Whomever the attacking hackers might be, they seem to have a pretty good fix on the nature of Lagunanet's and my common local electrical power grid. Their claimed attacks which take Lagunanet out and prevent its return tend to occur at the same time my own household lighting and computer power click off.

There are would be leftists who might like to think they are big enough in schemes of wishful revolution to deserve such attention. We are not among them. All one needs do is take a close look at the full contents of Further Left Library and then cruise comparatively around the web. There are many others than the Library which would make better targets but somehow seem to exist with little problem.

I know nothing of the inner workings of Lagunanet's business or technical operations. Nor have I any information beyond that of a friend's phone call claim of our Library's attracting denial of service attacks. I doubt my phoning friend understands what such are, and the Lagunanet operator has not contacted me. I would like to have details showing how our Library is at fault. That that might help protect us in the future.

The Effects

There are two operative downsides to the move we've made. One follows from many of the Library's internet hits coming through search engine queries which pick up on page content. Those links are to Library pages on Lagunanet which no longer exist.
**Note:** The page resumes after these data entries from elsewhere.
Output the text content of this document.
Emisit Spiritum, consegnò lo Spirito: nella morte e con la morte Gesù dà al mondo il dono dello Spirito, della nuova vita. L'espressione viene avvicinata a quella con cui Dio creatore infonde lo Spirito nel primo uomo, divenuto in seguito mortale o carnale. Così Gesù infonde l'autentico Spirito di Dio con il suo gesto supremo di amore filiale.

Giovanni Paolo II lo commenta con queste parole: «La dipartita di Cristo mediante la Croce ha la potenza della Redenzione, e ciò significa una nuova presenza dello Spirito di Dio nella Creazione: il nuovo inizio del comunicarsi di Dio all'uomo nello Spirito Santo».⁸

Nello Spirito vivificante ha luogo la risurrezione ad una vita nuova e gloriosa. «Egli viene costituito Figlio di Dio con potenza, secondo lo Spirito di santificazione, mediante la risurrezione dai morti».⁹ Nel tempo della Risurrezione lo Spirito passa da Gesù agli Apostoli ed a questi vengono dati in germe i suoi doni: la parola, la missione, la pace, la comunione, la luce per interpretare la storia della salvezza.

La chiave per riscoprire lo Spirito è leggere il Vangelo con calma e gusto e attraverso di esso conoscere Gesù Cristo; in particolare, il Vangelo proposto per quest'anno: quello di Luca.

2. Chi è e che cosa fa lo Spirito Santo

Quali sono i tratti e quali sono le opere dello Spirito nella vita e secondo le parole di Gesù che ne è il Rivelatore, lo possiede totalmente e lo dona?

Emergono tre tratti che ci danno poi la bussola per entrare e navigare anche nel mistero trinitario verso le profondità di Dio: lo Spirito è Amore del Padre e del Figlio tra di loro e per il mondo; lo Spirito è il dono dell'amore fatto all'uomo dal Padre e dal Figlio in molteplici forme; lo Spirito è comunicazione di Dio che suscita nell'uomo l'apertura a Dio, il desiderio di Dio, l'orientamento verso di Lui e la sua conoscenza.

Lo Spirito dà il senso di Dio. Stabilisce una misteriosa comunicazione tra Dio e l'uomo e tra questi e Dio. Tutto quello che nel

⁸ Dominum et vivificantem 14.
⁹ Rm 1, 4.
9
It will take some time before the search engines remove the old and note those pages at the new site.

Another disadvantage of the move is because several of the pdf format files in the Library's Book Exchange section were too large to upload to the new site and that section had to be scrapped. Many of the search engine results were directed to that material. Some of the Book Exchange content might be replaced by html coding portions of it. Doing so would take some time and effort however.
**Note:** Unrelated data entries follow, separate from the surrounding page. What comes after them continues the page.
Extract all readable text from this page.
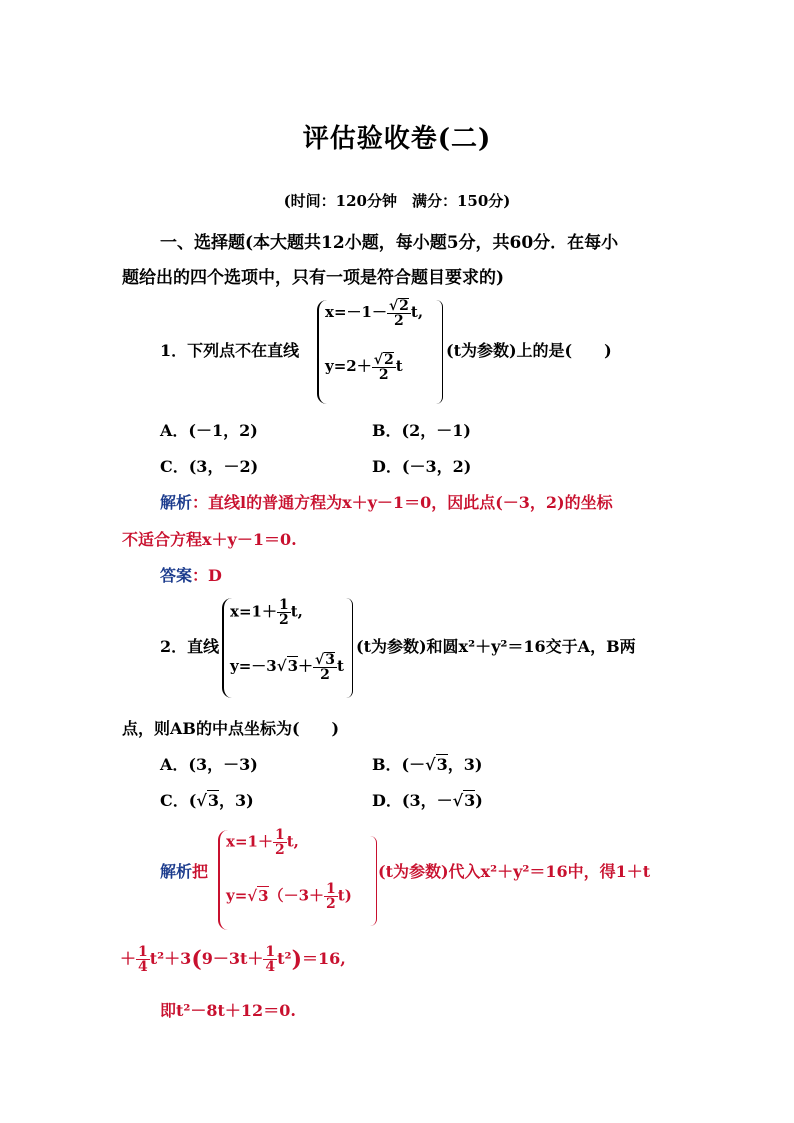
评估验收卷(二)
(时间：120分钟　满分：150分)
一、选择题(本大题共12小题，每小题5分，共60分．在每小
题给出的四个选项中，只有一项是符合题目要求的)
1．下列点不在直线
$x=-1- \frac{√2}{2} t$,
$y=2+ \frac{√2}{2}$ t
(t为参数)上的是(　　)
A．(－1，2)	B．(2，－1)
C．(3，－2)	D．(－3，2)
解析：直线l的普通方程为x＋y－1＝0，因此点(－3，2)的坐标
不适合方程x＋y－1＝0.
答案：D
2．直线
$x=1+ \frac{1}{2} t$,
$y=-3√3+ \frac{√3}{2}$ t
(t为参数)和圆x²＋y²＝16交于A，B两
点，则AB的中点坐标为(　　)
A．(3，－3)	B．(－√3，3)
C．(√3，3)	D．(3，－√3)
解析把
$x=1+ \frac{1}{2} t$,
$y=√3(-3+ \frac{1}{2} t)$
(t为参数)代入x²＋y²＝16中，得1＋t
＋ $\frac{1}{4} t^2+3(9-3t+ \frac{1}{4} t^2)=16$,
即t²－8t＋12＝0.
There will be several advantages to the move. A major one should be gain in reliability. The new system also offers several new functions which might be applied to enhance use of the Library.

The Politic

A few weeks ago there was an international business meeting in a Mexico City hotel owned by a United States Company. It included representatives from both the US and Cuba. The US government on basis of US law and contrary to that of Mexico forced the hotel to remove the Cuban guests, refuse them refund of payments, and send their money instead to the US treasury. The incident caused an indignant uproar within Mexican society but the Mexican federal government did nothing about it. If you see yourself as the little guy on the block (and not moving further left), you tend not to disfavor the neighborhood bully.

It is easy to blame overt governmental censorship of US media as behind Americans' apparent blatant ignorance not only of other nations and societies but also their own. It is too easy, and that is its fallacy. Governments and those who structure social constraints don't have to impose restrictions on those who fear them. Assumed fear amid collective ignorance is sufficient for self imposition.

All media outlets including internet service providers are businesses. As that, they rank business success over confronting bullies upset over what is not a business concern. I've cast doubt on the veracity of Library culpability for Lagunanet's unreliability but understand it is a business existing realistically in the world as deemed by the person who runs it. A real estate vendor or a garden club using their services would not come to mind as a hacker target. A leftist web site might.

It becomes again a matter of the little guy shying from a perceived neighborhood bully, even if the bully is imagined. As it effects you and I as users of the Library, the end result, whether through self censorship or that externally forced, amounts to censorship period, regardless of the dynamic of its being.

So, we'll just go elsewhere and continue shouting. If the same should occur again, we'll repeat and keep repeating as necessary. We know the neighborhood bully is naked.